Les Hongroises se déplacent ce week-end à Drammen (Norvège), les Roumaines restent à la maison : les deux équipes phares européennes sont pourtant dans la même situation désagréable. Deuxièmes de leurs championnats respectifs en fin de saison dernière, elles devront s'employer bien avant la reprise (16-18 octobre) pour rejoindre la prestigieuse Ligue des Champions.

Allison Pineau et Baia Mare : vers l'inconnu
C'est essentiellement vers la Roumanie que les regards seront tournés ce week-end.
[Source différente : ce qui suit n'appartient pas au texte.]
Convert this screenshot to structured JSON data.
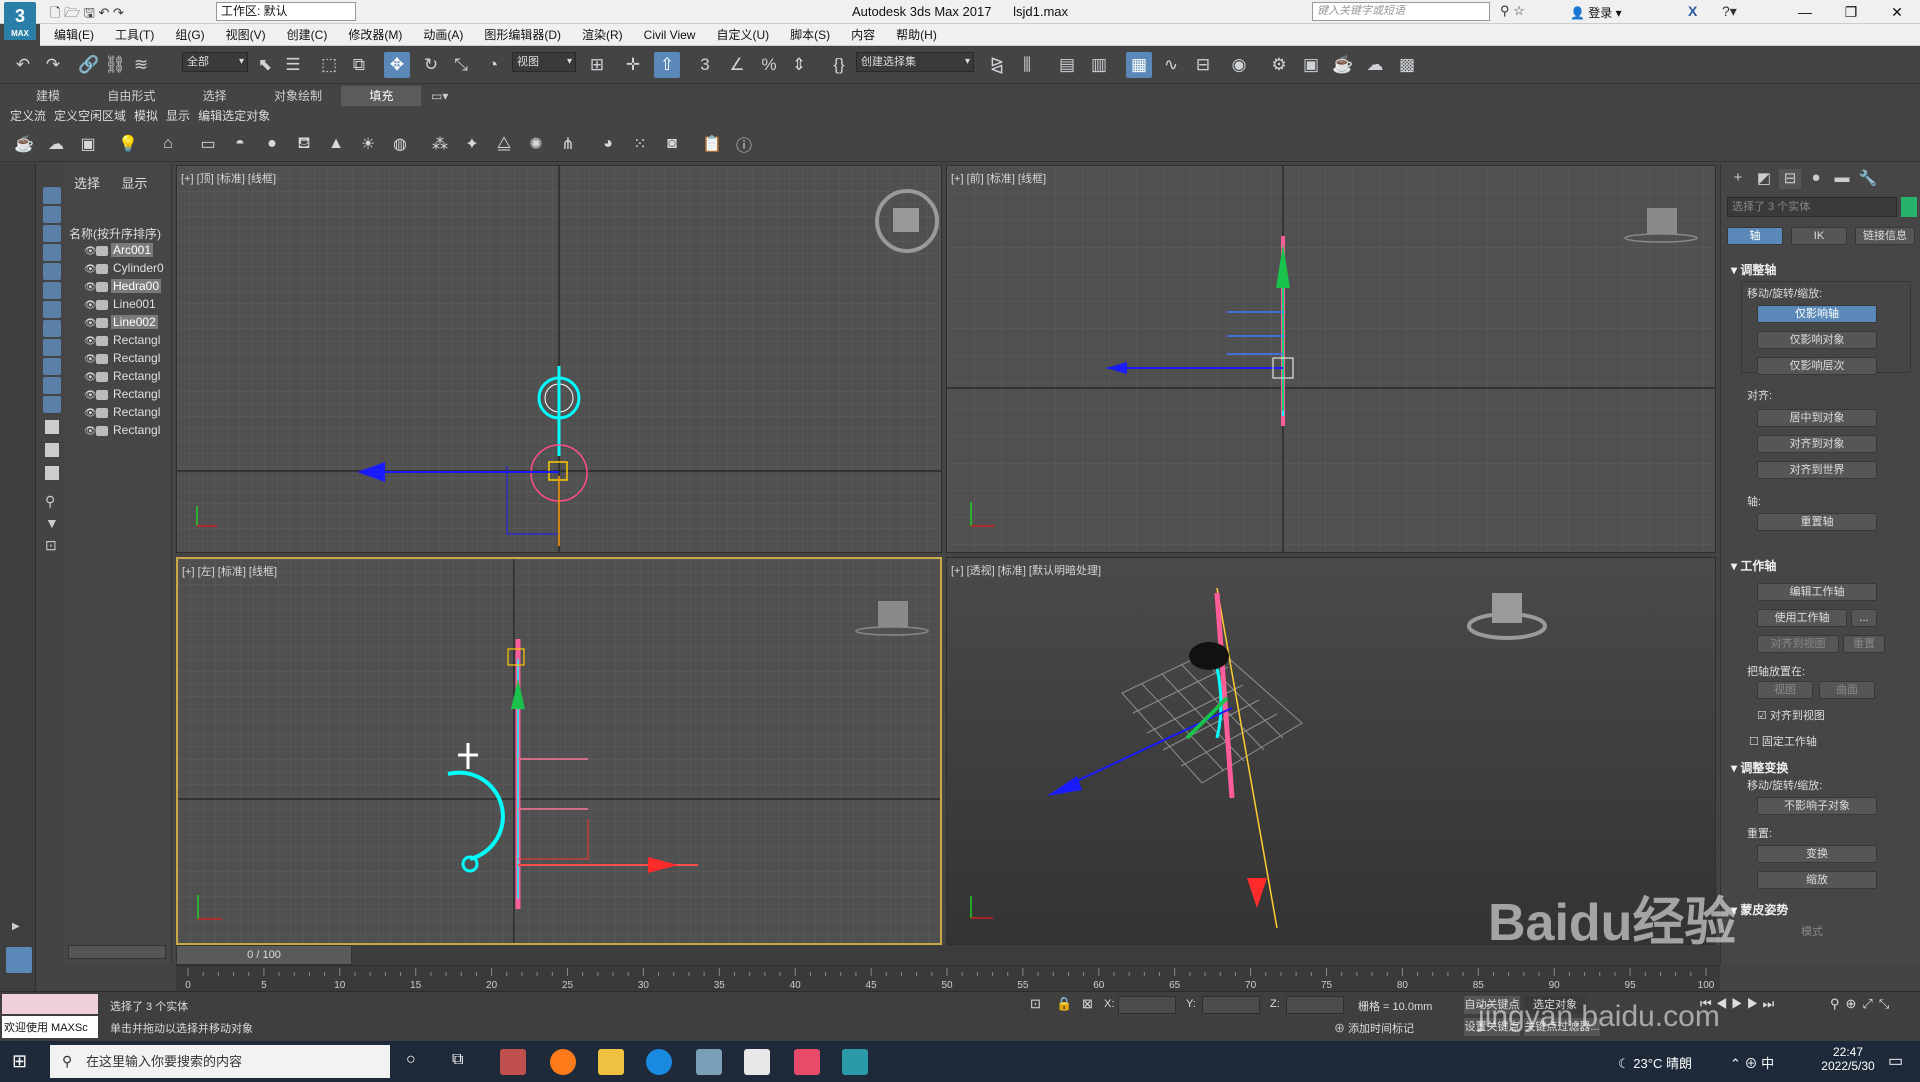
{
  "app": {
    "title": "Autodesk 3ds Max 2017",
    "file": "lsjd1.max",
    "logo_main": "3",
    "logo_sub": "MAX",
    "workspace": "工作区: 默认",
    "search_placeholder": "键入关键字或短语",
    "login": "登录"
  },
  "menu": [
    "编辑(E)",
    "工具(T)",
    "组(G)",
    "视图(V)",
    "创建(C)",
    "修改器(M)",
    "动画(A)",
    "图形编辑器(D)",
    "渲染(R)",
    "Civil View",
    "自定义(U)",
    "脚本(S)",
    "内容",
    "帮助(H)"
  ],
  "toolbar": {
    "filter": "全部",
    "coord": "视图",
    "selset": "创建选择集"
  },
  "ribbon": {
    "tabs": [
      "建模",
      "自由形式",
      "选择",
      "对象绘制",
      "填充"
    ],
    "selected_tab": "填充",
    "sub": [
      "定义流",
      "定义空闲区域",
      "模拟",
      "显示",
      "编辑选定对象"
    ]
  },
  "explorer": {
    "tabs": [
      "选择",
      "显示"
    ],
    "header": "名称(按升序排序)",
    "objects": [
      {
        "name": "Arc001",
        "selected": true
      },
      {
        "name": "Cylinder0",
        "selected": false
      },
      {
        "name": "Hedra00",
        "selected": true
      },
      {
        "name": "Line001",
        "selected": false
      },
      {
        "name": "Line002",
        "selected": true
      },
      {
        "name": "Rectangl",
        "selected": false
      },
      {
        "name": "Rectangl",
        "selected": false
      },
      {
        "name": "Rectangl",
        "selected": false
      },
      {
        "name": "Rectangl",
        "selected": false
      },
      {
        "name": "Rectangl",
        "selected": false
      },
      {
        "name": "Rectangl",
        "selected": false
      }
    ]
  },
  "viewports": {
    "top": "[+] [顶] [标准] [线框]",
    "front": "[+] [前] [标准] [线框]",
    "left": "[+] [左] [标准] [线框]",
    "persp": "[+] [透视] [标准] [默认明暗处理]"
  },
  "cmdpanel": {
    "selection": "选择了 3 个实体",
    "swatch_color": "#27b36a",
    "tabs3": [
      "轴",
      "IK",
      "链接信息"
    ],
    "rollout_adjust_pivot": "调整轴",
    "move_rot_scale": "移动/旋转/缩放:",
    "btn_affect_pivot": "仅影响轴",
    "btn_affect_obj": "仅影响对象",
    "btn_affect_hier": "仅影响层次",
    "align": "对齐:",
    "btn_center": "居中到对象",
    "btn_align_obj": "对齐到对象",
    "btn_align_world": "对齐到世界",
    "pivot": "轴:",
    "btn_reset_pivot": "重置轴",
    "rollout_working_pivot": "工作轴",
    "btn_edit_wp": "编辑工作轴",
    "btn_use_wp": "使用工作轴",
    "btn_more": "...",
    "btn_align_view": "对齐到视图",
    "btn_reset": "重置",
    "place_pivot": "把轴放置在:",
    "btn_view": "视图",
    "btn_surface": "曲面",
    "chk_align_view": "对齐到视图",
    "chk_fix_wp": "固定工作轴",
    "rollout_adjust_transform": "调整变换",
    "btn_dont_affect_children": "不影响子对象",
    "reset": "重置:",
    "btn_transform": "变换",
    "btn_scale": "缩放",
    "rollout_skin": "蒙皮姿势",
    "skin_mode": "模式"
  },
  "timeline": {
    "frame": "0 / 100",
    "ticks": [
      "0",
      "5",
      "10",
      "15",
      "20",
      "25",
      "30",
      "35",
      "40",
      "45",
      "50",
      "55",
      "60",
      "65",
      "70",
      "75",
      "80",
      "85",
      "90",
      "95",
      "100"
    ]
  },
  "status": {
    "maxscript": "欢迎使用 MAXSc",
    "line1": "选择了 3 个实体",
    "line2": "单击并拖动以选择并移动对象",
    "x": "X:",
    "y": "Y:",
    "z": "Z:",
    "grid": "栅格 = 10.0mm",
    "add_time_tag": "添加时间标记",
    "autokey": "自动关键点",
    "selected_obj": "选定对象",
    "setkey": "设置关键点",
    "key_filter": "关键点过滤器..."
  },
  "taskbar": {
    "search": "在这里输入你要搜索的内容",
    "weather": "23°C 晴朗",
    "ime": "中",
    "time": "22:47",
    "date": "2022/5/30"
  },
  "watermark": "jingyan.baidu.com",
  "watermark_cn": "Baidu经验"
}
En effet, s'il est difficile de s'imaginer les championnes turques et biélorusses décrocher le fameux ticket pour la Ligue des Champions, il l'est tout autant de prédire l'issue de ce tournoi ouvert. D'un côté, Baia Mare, qui a surpris la saison dernière, tant de façon positive - ce sursaut au tour principal qui les emmène en quarts de finale - que négative - une ambiance tendue, des matchs complètement ratés, une finale de championnat manquée. Malgré une volonté affichée de jouer les premiers rôles, Baia Mare est un club qui se cherche encore, en témoignent les nombreux changements qui y ont eu lieu cet été : exit Tone Tiselj à la tactique, c'est Aurelian Rosca, un ancien de Valcea qui prend les rênes d'une équipe essentiellement roumaine. On retiendra les départs de Barbara Arenhart et Camilla Herrem pour la Scandinavie, les arrivées de la Croate Katarina Jezic au pivot et de la Française Allison Pineau (voir plus bas).
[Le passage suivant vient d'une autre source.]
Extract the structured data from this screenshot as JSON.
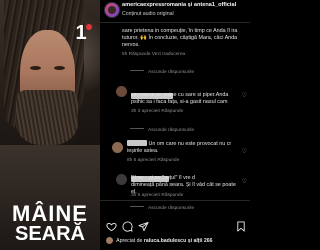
{
  "post": {
    "account": "americaexpressromania",
    "coauthor": "antena1_official",
    "subtitle": "Conținut audio original",
    "promo_line1": "MÂINE",
    "promo_line2": "SEARĂ",
    "channel_logo": "1"
  },
  "comments": [
    {
      "lines": [
        "sare prietena in compeuție, în timp ce Anda îl ira",
        "tuturor. 🙌 În concluzie, câștigă Mara, căci Anda",
        "nervos."
      ],
      "meta": "5h  Răspunde  Vezi traducerea",
      "view_replies": "Ascunde răspunsurile"
    },
    {
      "lines_head": "",
      "line1_tail": "",
      "lines": [
        "va manca pe paine cu sare si piper.Anda",
        "psihic sa i faca fața, si-a gasit nasul cam"
      ],
      "meta": "3h  3 aprecieri  Răspunde",
      "view_replies": "Ascunde răspunsurile"
    },
    {
      "lines": [
        "Un om care nu este provocat nu cr",
        "ieșirile astea."
      ],
      "meta": "8h  6 aprecieri  Răspunde"
    },
    {
      "lines": [
        "El nu... și pe \"soțul\" îl vre d",
        "dimineață până seara. Și îl văd cât se poate",
        "el."
      ],
      "meta": "3h  6 aprecieri  Răspunde",
      "view_replies": "Ascunde răspunsurile"
    }
  ],
  "footer": {
    "liked_by_prefix": "Apreciat de",
    "liked_by_user": "raluca.badulescu",
    "liked_by_suffix": "și alții 266"
  },
  "icons": [
    "heart-icon",
    "comment-icon",
    "share-icon",
    "bookmark-icon"
  ]
}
De l'autre, le team Esbjerg : un savant mélange entre la solidité d'un club danois et le talent de jeunes joueuses qui en veulent. En 2014, elles craquaient en Russie et laissaient le club le Lada Togliatti s'octroyer la coupe EHF, aujourd'hui, elles aspirent à jouer dans la cour des grands. Si Lotte Grigel est passée plutôt inaperçue lors du dernier Euro, ça n'est pas le cas de joueuses comme Estavana Polman, Betina Riegelhuth ou Jenny Alm qui ont su briller en sélection. Du côté des filets, le tandem Emily Sando - Filippa Idehn pourrait bien mettre la pression sur une Paula Ungureanu constante, qui n'a plus grand chose à prouver.
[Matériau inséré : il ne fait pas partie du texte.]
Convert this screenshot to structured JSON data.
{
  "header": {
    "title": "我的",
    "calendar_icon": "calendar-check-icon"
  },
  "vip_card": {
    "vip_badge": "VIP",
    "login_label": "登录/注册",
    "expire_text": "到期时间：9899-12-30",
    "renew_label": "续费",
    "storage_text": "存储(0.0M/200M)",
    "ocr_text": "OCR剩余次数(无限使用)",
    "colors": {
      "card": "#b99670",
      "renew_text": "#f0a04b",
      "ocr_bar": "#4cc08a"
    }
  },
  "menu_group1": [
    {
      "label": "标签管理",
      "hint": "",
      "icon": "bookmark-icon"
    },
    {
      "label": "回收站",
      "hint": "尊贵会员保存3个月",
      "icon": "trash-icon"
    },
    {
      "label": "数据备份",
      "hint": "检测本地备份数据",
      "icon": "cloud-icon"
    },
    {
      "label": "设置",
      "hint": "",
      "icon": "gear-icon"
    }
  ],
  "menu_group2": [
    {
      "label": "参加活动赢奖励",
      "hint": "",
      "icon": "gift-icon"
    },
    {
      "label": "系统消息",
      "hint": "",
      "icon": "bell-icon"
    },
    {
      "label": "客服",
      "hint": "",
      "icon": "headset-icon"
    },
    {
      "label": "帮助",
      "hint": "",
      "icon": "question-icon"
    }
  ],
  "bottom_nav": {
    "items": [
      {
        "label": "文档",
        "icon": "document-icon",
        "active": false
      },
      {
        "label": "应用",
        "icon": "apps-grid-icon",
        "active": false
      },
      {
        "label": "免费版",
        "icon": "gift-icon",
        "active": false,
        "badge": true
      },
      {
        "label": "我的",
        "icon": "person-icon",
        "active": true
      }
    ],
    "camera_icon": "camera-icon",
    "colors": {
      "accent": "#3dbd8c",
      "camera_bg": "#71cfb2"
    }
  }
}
Il se jouera donc à Baia Mare un tournoi nourri par le suspense et la pression : un cocktail qui pourrait favoriser les locales, dont fait partie Allison Pineau. Elle positive : "Je suis très contente que le tournoi de qualification se passe ici, Baia Mare est une ville de handball, les gens adorent ce sport, le gymnase sera plein à craquer et il y aura une grosse atmosphère." et sans pour autant perdre sa lucidité, elle analyse la situation dans laquelle se trouve son équipe : "C’est un tournoi de qualification, c’est piégeux. Il faut bien se préparer et ne prendre personne de haut car ça peut vite tourner à la désillusion. On tombe sur un gros client avec Esbjerg, une belle équipe avec des joueuses internationales mais j’ai envie de dire que c’est ça aussi la Ligue des Champions, il n’y a pas de place pour la facilité si tu veux y participer. C’est un avantage de jouer à domicile et il faut s’en servir pour se transcender ce week-end. On a une équipe très compétitive mais qui impressionne moins que celles qui prétendent au Final 4. Le tournoi de préparation de Bucarest (Baia Mare fini 5ème sur 6, ndlr) a été un très bon tournoi pour notre équipe car nous n’avons perdu qu’un match. Nous n’étions pas au complet et ça laisse entrevoir de belles perspectives pour la suite de la saison si on bosse bien et qu’on confirme. C’est un groupe solide que nous avons, avec une belle marge de progression."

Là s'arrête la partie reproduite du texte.